THE SOLICITOR GENERAL

said, the hon. and learned Gentleman had called their attention to a number of Acts at present on the Statute-book relating to the publication of pamphlets and newspapers. Some of those enactments might now safely be said to be obsolete, while in regard to others, considering the date of their origin, the term obsolete could not be justly applied to them. They were still among the modern statutes of this country, and it was apparently to these that the hon. and learned Gentleman's Motion was principally directed. Whatever opinion might be entertained as to the necessity for these enactments at the time they were first passed, most people would agree as to the utter absence of any necessity for continuing them at the present day. He did not wish to commit himself as to all the enactments in those statutes. Many of them were in this position, that no law officer of the Crown would be found willing to put them in force. The consequence was that the Statute-book contained threats of penalties which were practically disregarded every day, the law never being put in execution. He held it to be a sound principle for the House to proceed upon whenever they found a statute containing penalties which were never enforced, and which they never meant to enforce, that that statute should be removed from the Statute-book as speedily as possible. He therefore did not intend to offer any opposition to the introduction of this Bill. When it had been brought in they would see more precisely the particular enactments to which it would apply. Several of those to which the hon. and learned Member had referred it was desirable either wholly to repeal or greatly to modify.

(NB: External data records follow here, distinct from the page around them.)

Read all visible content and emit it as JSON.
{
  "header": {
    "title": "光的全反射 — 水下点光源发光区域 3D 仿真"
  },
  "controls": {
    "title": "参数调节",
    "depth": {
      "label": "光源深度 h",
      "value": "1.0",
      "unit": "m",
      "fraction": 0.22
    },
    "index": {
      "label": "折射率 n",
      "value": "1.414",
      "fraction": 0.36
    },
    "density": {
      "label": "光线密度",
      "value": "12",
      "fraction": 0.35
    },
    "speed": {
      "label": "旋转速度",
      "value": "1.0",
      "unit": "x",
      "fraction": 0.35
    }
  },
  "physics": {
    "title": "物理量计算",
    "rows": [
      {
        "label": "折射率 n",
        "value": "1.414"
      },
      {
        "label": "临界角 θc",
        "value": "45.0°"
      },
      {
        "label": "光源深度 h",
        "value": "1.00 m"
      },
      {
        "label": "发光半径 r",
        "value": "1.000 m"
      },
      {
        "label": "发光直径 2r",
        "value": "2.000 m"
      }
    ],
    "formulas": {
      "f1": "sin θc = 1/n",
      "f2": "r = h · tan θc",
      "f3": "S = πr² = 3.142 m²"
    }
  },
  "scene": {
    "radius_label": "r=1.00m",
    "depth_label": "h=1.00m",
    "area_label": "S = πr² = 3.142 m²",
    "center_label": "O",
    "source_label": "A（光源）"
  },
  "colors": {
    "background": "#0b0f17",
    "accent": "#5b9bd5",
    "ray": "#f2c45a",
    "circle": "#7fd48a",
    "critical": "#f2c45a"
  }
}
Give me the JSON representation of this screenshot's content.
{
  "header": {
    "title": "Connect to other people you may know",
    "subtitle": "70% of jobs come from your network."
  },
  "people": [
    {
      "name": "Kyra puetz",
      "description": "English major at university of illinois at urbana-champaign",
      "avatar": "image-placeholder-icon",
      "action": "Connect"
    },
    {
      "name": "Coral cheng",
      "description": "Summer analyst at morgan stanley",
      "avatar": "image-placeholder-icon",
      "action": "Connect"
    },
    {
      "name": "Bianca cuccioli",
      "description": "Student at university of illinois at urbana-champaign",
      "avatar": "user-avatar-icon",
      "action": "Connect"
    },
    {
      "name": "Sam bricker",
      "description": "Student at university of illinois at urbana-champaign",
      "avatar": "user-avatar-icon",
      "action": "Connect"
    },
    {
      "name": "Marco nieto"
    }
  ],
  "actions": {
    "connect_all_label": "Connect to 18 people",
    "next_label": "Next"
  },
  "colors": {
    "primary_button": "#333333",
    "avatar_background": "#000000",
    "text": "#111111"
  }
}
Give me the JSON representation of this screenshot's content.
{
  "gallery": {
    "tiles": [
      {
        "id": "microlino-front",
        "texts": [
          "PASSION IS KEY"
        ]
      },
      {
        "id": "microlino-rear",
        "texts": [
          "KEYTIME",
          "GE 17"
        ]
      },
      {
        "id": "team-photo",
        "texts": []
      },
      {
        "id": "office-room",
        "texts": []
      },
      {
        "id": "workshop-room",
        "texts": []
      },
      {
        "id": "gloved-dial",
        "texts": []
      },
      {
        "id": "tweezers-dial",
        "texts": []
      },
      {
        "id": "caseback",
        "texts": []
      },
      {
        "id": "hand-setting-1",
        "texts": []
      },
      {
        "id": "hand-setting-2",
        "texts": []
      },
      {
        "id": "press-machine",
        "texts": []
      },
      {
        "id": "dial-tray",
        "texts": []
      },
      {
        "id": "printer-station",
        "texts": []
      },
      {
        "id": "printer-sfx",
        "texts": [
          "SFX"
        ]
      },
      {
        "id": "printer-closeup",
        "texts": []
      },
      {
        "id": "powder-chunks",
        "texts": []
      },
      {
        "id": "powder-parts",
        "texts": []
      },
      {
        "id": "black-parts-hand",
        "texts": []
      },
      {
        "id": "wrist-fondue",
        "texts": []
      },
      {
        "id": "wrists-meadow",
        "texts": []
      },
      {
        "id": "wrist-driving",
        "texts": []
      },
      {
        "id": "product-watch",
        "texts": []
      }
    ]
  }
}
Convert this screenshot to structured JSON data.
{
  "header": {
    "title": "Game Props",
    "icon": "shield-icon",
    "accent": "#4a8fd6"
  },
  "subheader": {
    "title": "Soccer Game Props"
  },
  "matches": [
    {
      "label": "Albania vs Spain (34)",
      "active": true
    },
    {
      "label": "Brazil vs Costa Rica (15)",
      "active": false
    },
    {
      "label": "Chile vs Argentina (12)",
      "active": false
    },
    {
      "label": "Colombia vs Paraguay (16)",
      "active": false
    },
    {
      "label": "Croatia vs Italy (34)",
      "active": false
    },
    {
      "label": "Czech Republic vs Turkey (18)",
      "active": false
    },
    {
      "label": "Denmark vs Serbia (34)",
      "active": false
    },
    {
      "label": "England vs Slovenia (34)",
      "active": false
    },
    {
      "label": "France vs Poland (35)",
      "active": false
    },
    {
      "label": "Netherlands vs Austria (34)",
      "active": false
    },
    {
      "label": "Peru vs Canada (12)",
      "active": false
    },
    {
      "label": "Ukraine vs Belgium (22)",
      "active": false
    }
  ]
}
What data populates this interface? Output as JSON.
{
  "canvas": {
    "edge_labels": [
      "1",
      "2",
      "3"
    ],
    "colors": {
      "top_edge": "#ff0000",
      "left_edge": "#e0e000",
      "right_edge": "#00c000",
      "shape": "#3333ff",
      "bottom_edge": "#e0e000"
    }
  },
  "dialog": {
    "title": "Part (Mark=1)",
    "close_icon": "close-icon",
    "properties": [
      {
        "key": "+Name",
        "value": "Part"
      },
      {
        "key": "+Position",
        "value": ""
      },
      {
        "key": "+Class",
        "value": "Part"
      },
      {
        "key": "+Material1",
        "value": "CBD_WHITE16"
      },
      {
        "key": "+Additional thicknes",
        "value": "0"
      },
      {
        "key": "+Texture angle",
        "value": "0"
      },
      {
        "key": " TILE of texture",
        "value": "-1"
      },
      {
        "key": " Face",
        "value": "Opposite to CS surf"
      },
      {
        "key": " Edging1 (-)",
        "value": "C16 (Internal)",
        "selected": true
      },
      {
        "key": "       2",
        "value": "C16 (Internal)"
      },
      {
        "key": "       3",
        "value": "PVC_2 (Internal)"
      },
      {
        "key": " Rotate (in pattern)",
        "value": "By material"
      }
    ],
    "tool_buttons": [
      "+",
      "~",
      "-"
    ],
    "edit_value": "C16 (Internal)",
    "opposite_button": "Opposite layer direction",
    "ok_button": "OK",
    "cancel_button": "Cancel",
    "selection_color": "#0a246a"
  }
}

Others, or some portion of them, it might be expedient on the other hand to retain. With this explanation he would not offer any opposition on the part of the Government to the introduction of the measure.

Motion agreed to.

Bill to repeal certain Acts and parts of Acts relating to Newspapers, Pamphlets, and other publications, and to Printers, Type-founders, and Reading-rooms, ordered to be brought in by Mr. AYRTON, Mr. MILNER GIBSON, and Mr. COLLINS.